F. Engels dans « La guerre des paysans en Allemagne »

Les guerres de religion en France et les luttes de classes

Le protestantisme du point de vue matérialiste

Friedrich Engels

(extrait de Ludwig Feuerbach et la fin de la philosophie classique allemande 1888)

« Le besoin de compléter l’Empire mondial par une religion universelle apparaît clairement dans les tentatives faites en vue de faire admettre à Rome, à côté des dieux indigènes, tous les dieux étrangers dignes de quelque respect et de leur procurer des autels. Mais une nouvelle religion universelle ne se crée pas de cette façon, au moyen de décrets impériaux. La nouvelle religion universelle, le christianisme, s’était déjà constituée clandestinement par un amalgame de la théologie orientale universalisée, surtout de la théologie juive, et de la philosophie grecque vulgarisée, surtout le stoïcisme. Pour connaître l’aspect qu’il avait au début, il faut procéder d’abord à des recherches minutieuses, car la forme officielle sous laquelle il nous a été transmis n’est que celle sous laquelle il devint religion d’État et fut adapté à ce but par le concile de Nicée. A lui seul, le fait qu’il devint religion d’État 250 ans seulement après sa naissance prouve qu’il était la religion correspondant aux conditions de l’époque.

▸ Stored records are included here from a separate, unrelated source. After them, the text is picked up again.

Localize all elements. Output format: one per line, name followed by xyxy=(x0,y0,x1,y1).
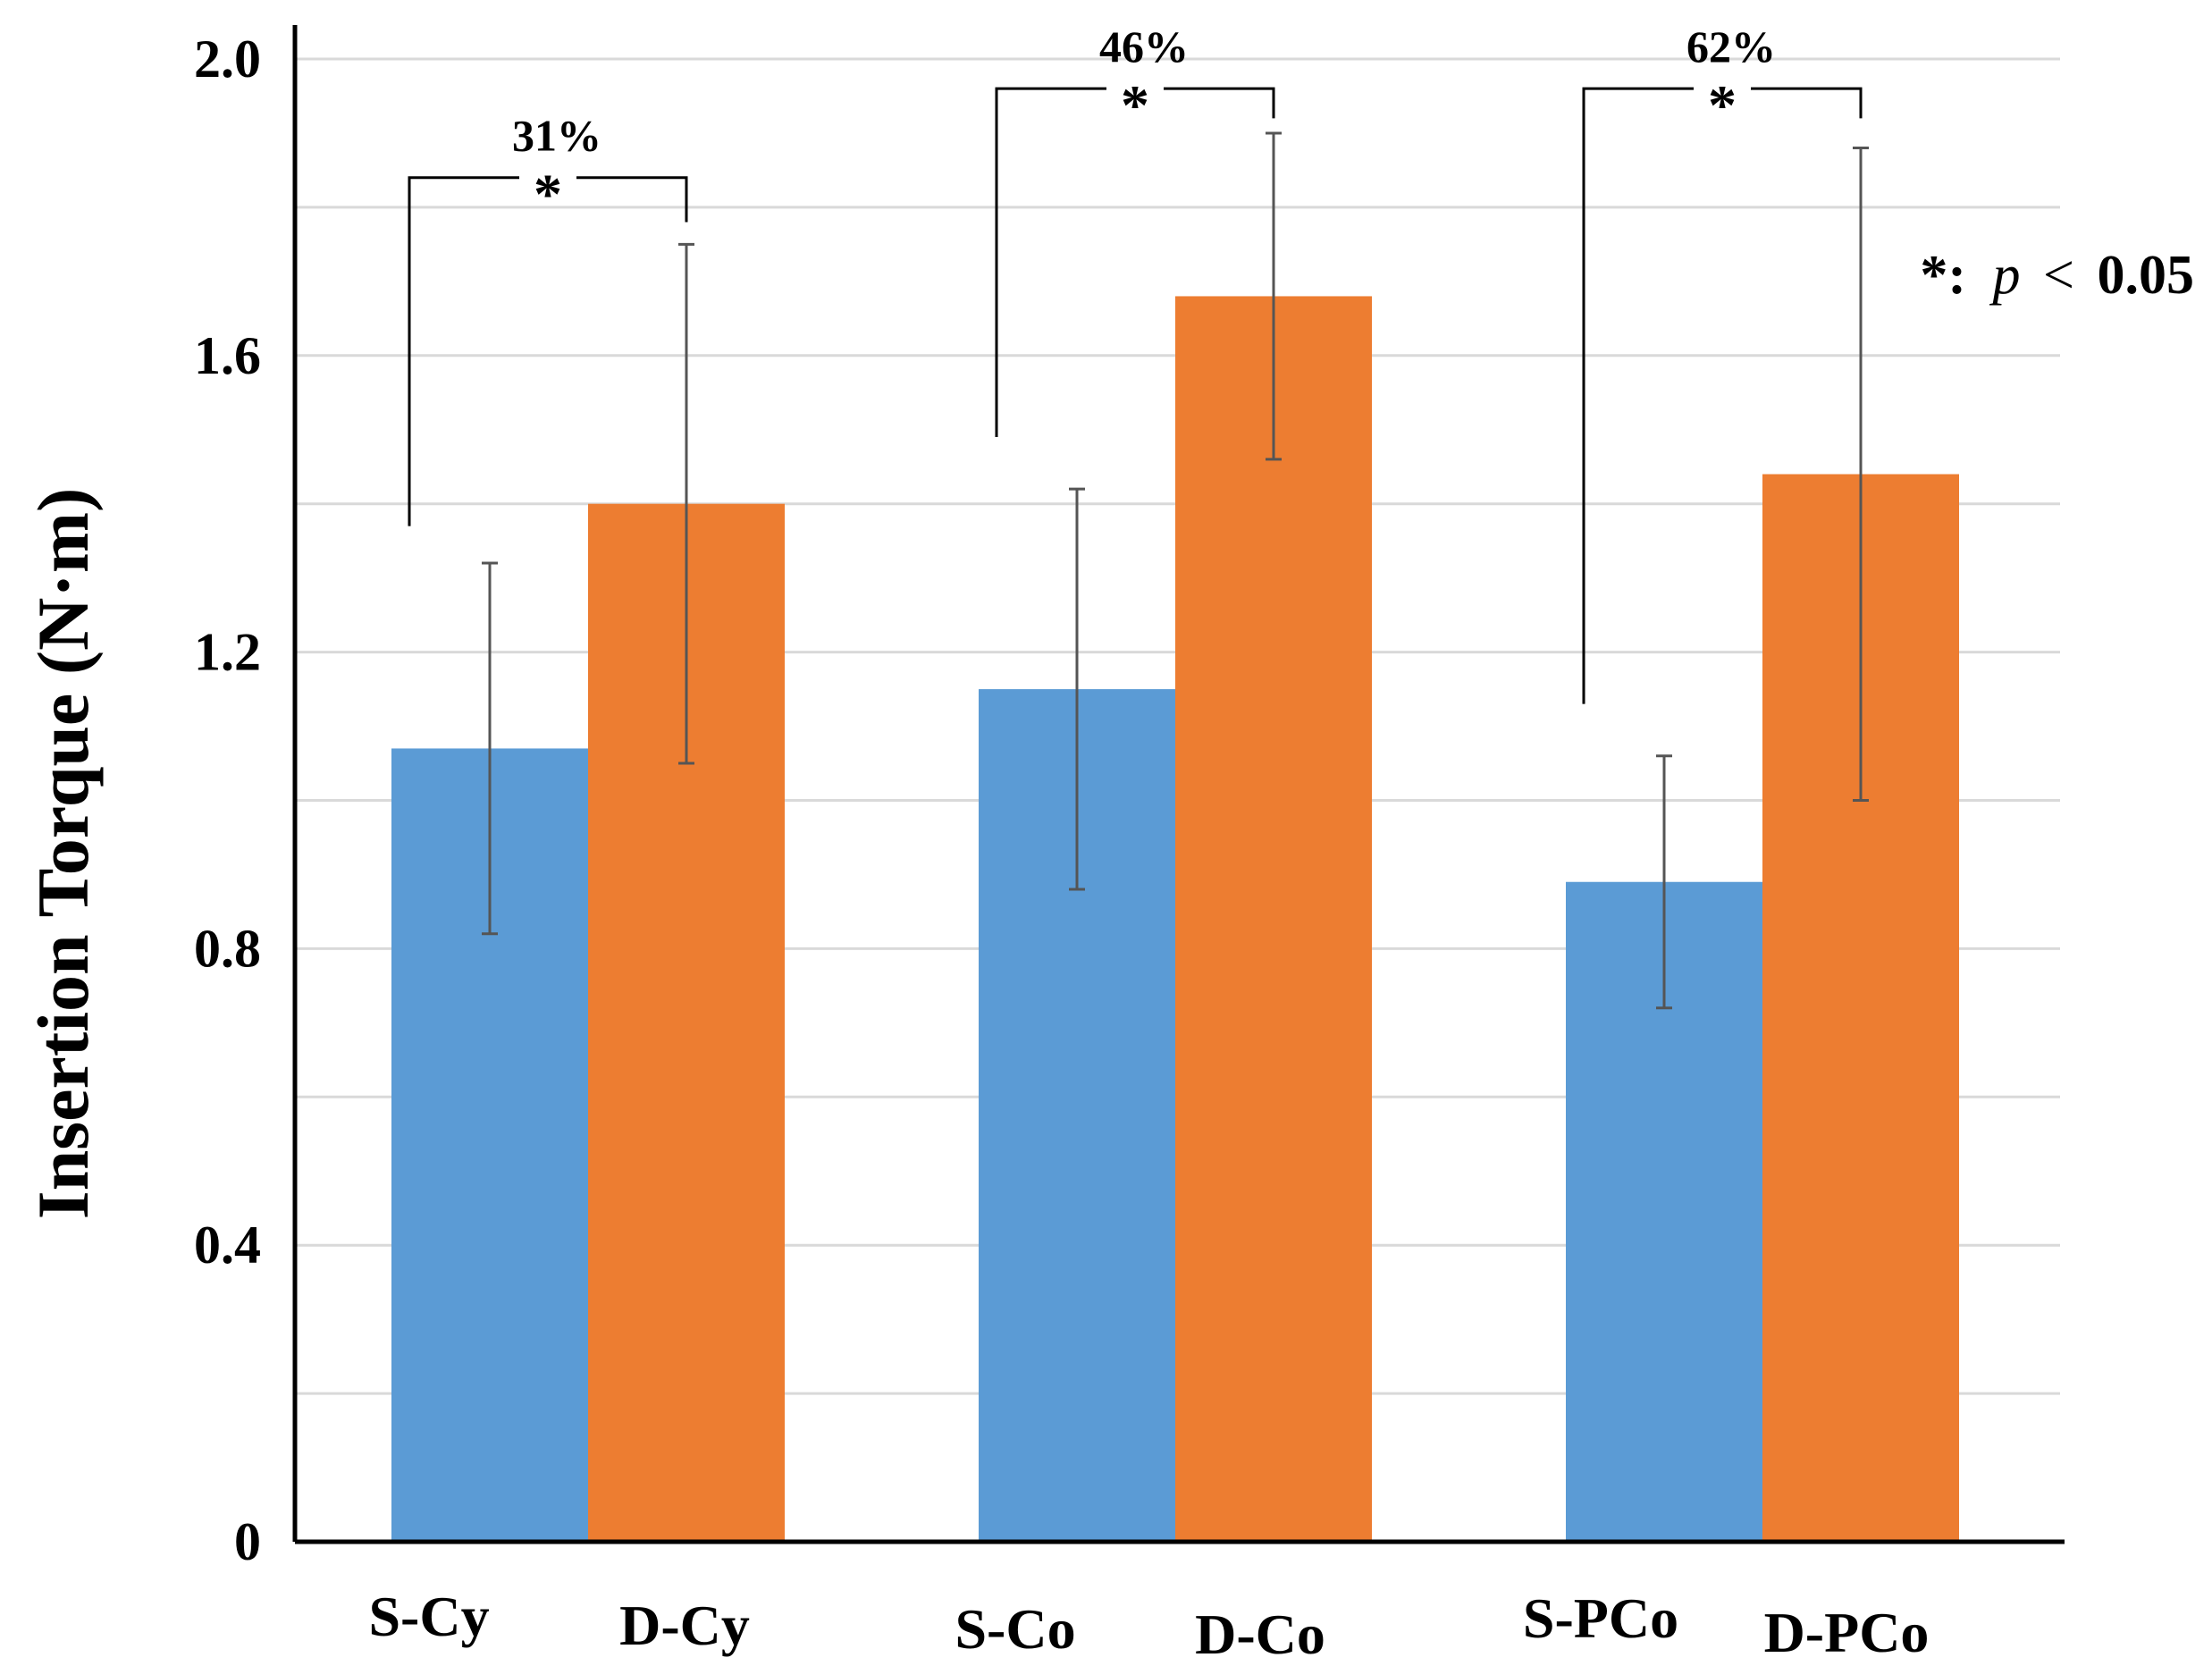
significance-star: * xyxy=(534,163,562,226)
y-tick-label: 1.2 xyxy=(194,623,261,682)
x-tick-label: S-PCo xyxy=(1523,1586,1678,1650)
significance-bracket xyxy=(995,87,1275,438)
significance-star: * xyxy=(1708,73,1737,137)
y-tick-label: 0.8 xyxy=(194,919,261,978)
x-tick-label: D-Cy xyxy=(619,1594,750,1657)
x-tick-label: D-Co xyxy=(1195,1603,1325,1666)
bars xyxy=(391,296,1959,1543)
error-bars xyxy=(482,131,1869,1010)
significance-note-p: p xyxy=(1989,245,2021,306)
axes xyxy=(292,25,2065,1544)
x-tick-label: D-PCo xyxy=(1764,1601,1930,1664)
y-axis-title: Insertion Torque (N·m) xyxy=(22,488,104,1220)
percent-label: 46% xyxy=(1099,21,1189,72)
significance-note-threshold: 0.05 xyxy=(2098,245,2195,306)
bar xyxy=(1175,296,1372,1543)
significance-note: *: p < 0.05 xyxy=(1920,245,2194,306)
axis-labels: 0 0.4 0.8 1.2 1.6 2.0 S-Cy D-Cy S-Co D-Co S-PCo D-P… xyxy=(194,29,1929,1666)
x-tick-label: S-Co xyxy=(955,1597,1075,1661)
y-tick-label: 0.4 xyxy=(194,1216,261,1275)
significance-note-star: *: xyxy=(1920,245,1966,306)
significance-bracket xyxy=(1582,87,1863,704)
significance-star: * xyxy=(1121,73,1149,137)
y-tick-label: 2.0 xyxy=(194,29,261,88)
significance-bracket xyxy=(408,176,688,526)
y-tick-label: 0 xyxy=(234,1512,261,1571)
y-tick-label: 1.6 xyxy=(194,326,261,385)
significance-brackets: *31% *46%*62% xyxy=(408,21,1863,704)
percent-label: 31% xyxy=(512,111,601,161)
significance-note-operator: < xyxy=(2043,245,2074,306)
x-tick-label: S-Cy xyxy=(368,1585,489,1648)
percent-label: 62% xyxy=(1686,21,1776,72)
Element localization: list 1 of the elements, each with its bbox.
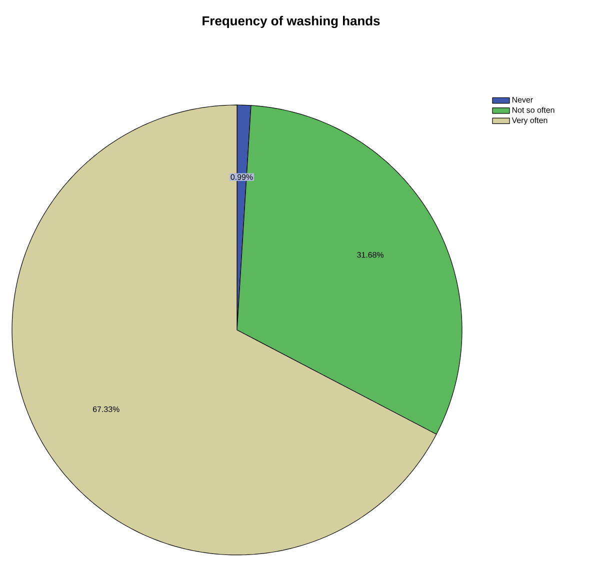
chart-title: Frequency of washing hands [202, 16, 380, 28]
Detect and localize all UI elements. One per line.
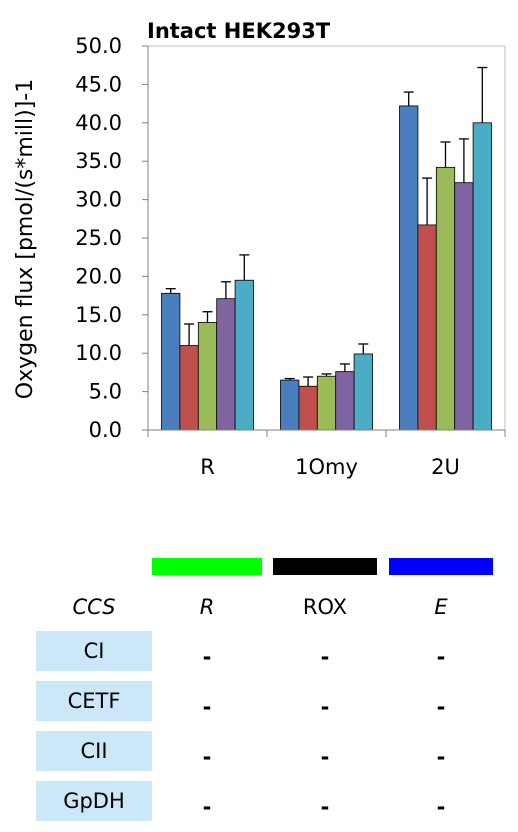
y-tick-label: 35.0 (75, 149, 122, 173)
bar (216, 298, 236, 431)
table-cell: - (436, 795, 446, 819)
chart-title: Intact HEK293T (147, 19, 331, 43)
x-axis: R 1Omy 2U (147, 429, 506, 479)
table-cell: - (202, 695, 212, 719)
table-header-e: E (434, 595, 448, 619)
y-tick-label: 45.0 (75, 72, 122, 96)
bar (197, 322, 218, 431)
table-row-gpdh: GpDH (36, 781, 152, 821)
y-axis: 0.0 5.0 10.0 15.0 20.0 25.0 30.0 35.0 40.0 45.0 50… (75, 34, 149, 442)
bar (298, 385, 318, 431)
bar (454, 182, 474, 431)
y-axis-label: Oxygen flux [pmol/(s*mill)]-1 (13, 79, 38, 399)
y-tick-label: 30.0 (75, 188, 122, 212)
bar (335, 371, 355, 431)
y-tick-label: 20.0 (75, 264, 122, 288)
x-tick-label: 2U (431, 455, 460, 479)
bar (399, 105, 419, 431)
bar (472, 122, 492, 431)
table-header-r: R (199, 595, 215, 619)
y-tick-label: 50.0 (75, 34, 122, 58)
legend-bar-black (273, 558, 377, 575)
table-cell: - (436, 745, 446, 769)
bar (179, 345, 199, 431)
bar (161, 292, 181, 431)
bar-chart: Intact HEK293T Oxygen flux [pmol/(s*mill… (13, 19, 506, 479)
bar (435, 166, 456, 431)
table-header-rox: ROX (302, 595, 348, 619)
table-header-ccs: CCS (72, 595, 116, 619)
bar (280, 379, 300, 431)
x-tick-label: 1Omy (295, 455, 358, 479)
y-tick-label: 40.0 (75, 111, 122, 135)
x-tick-label: R (200, 455, 215, 479)
table-row-ci: CI (36, 631, 152, 671)
table-cell: - (436, 695, 446, 719)
y-tick-label: 10.0 (75, 341, 122, 365)
table-cell: - (320, 695, 330, 719)
bar-series-group (161, 66, 492, 431)
bar (417, 224, 437, 431)
legend-bar-green (152, 558, 262, 575)
table-cell: - (202, 645, 212, 669)
table-cell: - (320, 745, 330, 769)
table-cell: - (436, 645, 446, 669)
y-tick-label: 15.0 (75, 303, 122, 327)
table-cell: - (320, 645, 330, 669)
legend-bar-blue (389, 558, 493, 575)
table-row-cii: CII (36, 731, 152, 771)
table-row-cetf: CETF (36, 681, 152, 721)
table-cell: - (202, 795, 212, 819)
bar (234, 279, 254, 431)
y-tick-label: 25.0 (75, 226, 122, 250)
y-tick-label: 0.0 (89, 418, 122, 442)
bar (316, 375, 337, 431)
bar (353, 353, 373, 431)
table-cell: - (320, 795, 330, 819)
table-cell: - (202, 745, 212, 769)
y-tick-label: 5.0 (89, 380, 122, 404)
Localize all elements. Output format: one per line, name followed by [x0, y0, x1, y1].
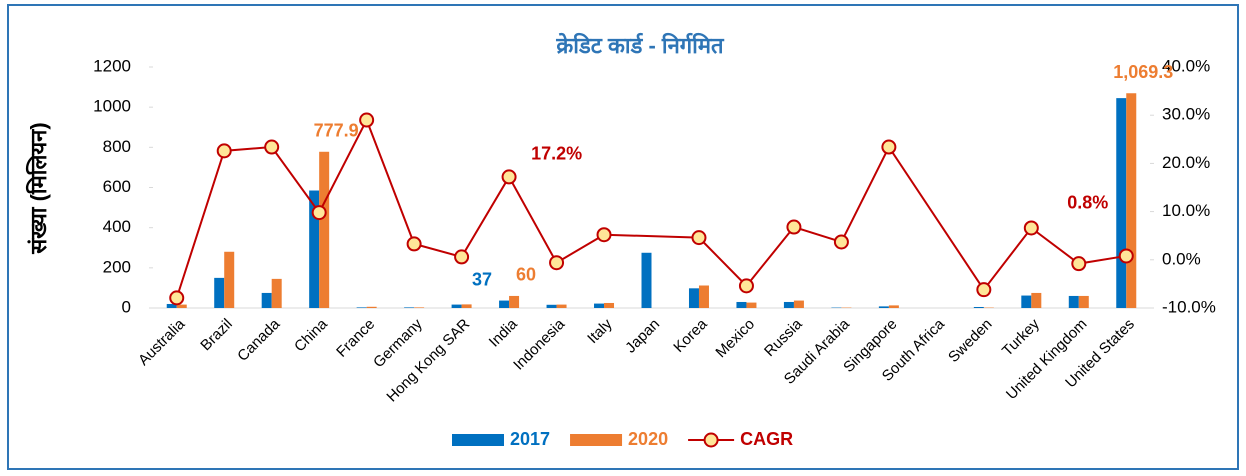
bar [356, 307, 367, 308]
bar [451, 304, 462, 308]
bar [214, 277, 225, 308]
gap-connector [888, 146, 985, 291]
line-marker [786, 219, 802, 235]
legend-swatch [570, 434, 623, 446]
line-marker [406, 236, 422, 252]
data-label: 0.8% [1067, 193, 1108, 213]
data-label: 17.2% [531, 144, 582, 164]
bar [261, 292, 272, 308]
bar [1078, 295, 1089, 308]
line-marker [264, 139, 280, 155]
line-marker [881, 139, 897, 155]
y2-tick-label: 40.0% [1162, 56, 1210, 75]
bar [499, 300, 510, 308]
chart-title: क्रेडिट कार्ड - निर्गमित [555, 32, 725, 58]
bar [1031, 292, 1042, 308]
bar [176, 304, 187, 308]
y-axis-label: संख्या (मिलियन) [25, 122, 51, 254]
data-label: 60 [516, 265, 536, 285]
y-tick-label: 200 [103, 257, 131, 276]
bar [224, 251, 235, 308]
y-tick-label: 600 [103, 177, 131, 196]
y-tick-label: 1200 [93, 56, 131, 75]
y2-tick-label: 20.0% [1162, 153, 1210, 172]
y2-tick-label: -10.0% [1162, 297, 1216, 316]
line-marker [1023, 220, 1039, 236]
legend-swatch [452, 434, 504, 446]
gap-connector [603, 233, 700, 239]
bar [793, 300, 804, 308]
legend-label: 2020 [628, 429, 668, 449]
bar [556, 304, 567, 308]
y2-tick-label: 0.0% [1162, 249, 1201, 268]
bar [1021, 295, 1032, 308]
legend-label: CAGR [740, 429, 793, 449]
line-marker [359, 112, 375, 128]
bar [319, 151, 330, 308]
y-tick-label: 800 [103, 137, 131, 156]
line-marker [596, 227, 612, 243]
bar [698, 285, 709, 308]
bar [271, 278, 282, 308]
bar [604, 302, 615, 308]
line-marker [1118, 248, 1134, 264]
data-label: 37 [472, 269, 492, 289]
y-tick-label: 400 [103, 217, 131, 236]
line-marker [1071, 256, 1087, 272]
legend-label: 2017 [510, 429, 550, 449]
bar [688, 288, 699, 308]
legend-swatch [703, 432, 719, 448]
y-tick-label: 1000 [93, 97, 131, 116]
line-marker [169, 290, 185, 306]
bar [1116, 98, 1127, 308]
bar [594, 303, 605, 308]
data-label: 777.9 [314, 121, 359, 141]
line-marker [454, 249, 470, 265]
bar [414, 307, 425, 308]
line-marker [549, 255, 565, 271]
line-marker [976, 282, 992, 298]
y-tick-label: 0 [122, 297, 131, 316]
line-marker [501, 169, 517, 185]
bar [509, 295, 520, 308]
bar [641, 252, 652, 308]
bar [546, 304, 557, 308]
bar [309, 190, 320, 308]
y2-tick-label: 30.0% [1162, 105, 1210, 124]
data-label: 1,069.3 [1113, 62, 1173, 82]
line-marker [738, 278, 754, 294]
bar [461, 304, 472, 308]
bar [366, 306, 377, 308]
bar [1126, 93, 1137, 308]
bar [1068, 295, 1079, 308]
line-marker [311, 205, 327, 221]
line-marker [833, 234, 849, 250]
bar [783, 301, 794, 308]
bar [404, 307, 415, 308]
bar [166, 303, 177, 308]
bar [746, 302, 757, 308]
bar [973, 306, 984, 308]
line-marker [216, 143, 232, 159]
bar [878, 306, 889, 308]
line-series [983, 226, 1127, 291]
line-marker [691, 230, 707, 246]
chart-frame [7, 4, 1239, 470]
line-series [175, 117, 605, 299]
y2-tick-label: 10.0% [1162, 201, 1210, 220]
bar [736, 301, 747, 308]
bar [888, 305, 899, 308]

Au moyen âge, il se transforma, au fur et à mesure du développement du féodalisme, en une religion correspondant à ce dernier, avec une hiérarchie féodale correspondante. Et lorsque apparut la bourgeoisie, l’hérésie protestante se développa, en opposition au catholicisme féodal, d’abord dans le midi de la France, chez les Albigeois, à l’époque de la plus grande prospérité des villes de cette région. Le moyen âge avait annexé à la théologie toutes les autres formes de l’idéologie : philosophie, politique, jurisprudence et en avait fait des subdivisions de la première. Il obligeait ainsi tout mouvement social et politique à prendre une forme théologique ; pour provoquer une grande tempête, il fallait présenter à l’esprit des masses nourri exclusivement de religion leurs propres intérêts sous un déguisement religieux. Et de même que, dès le début, la bourgeoisie donna naissance dans les villes à tout un cortège de plébéiens, de journaliers et de domestiques de toutes sortes, non possédants et n’appartenant à aucun ordre reconnu, précurseurs du futur prolétariat, de même l’hérésie se divise très tôt en une hérésie bourgeoise modérée et une hérésie plébéienne révolutionnaire, abhorrée même des hérétiques bourgeois.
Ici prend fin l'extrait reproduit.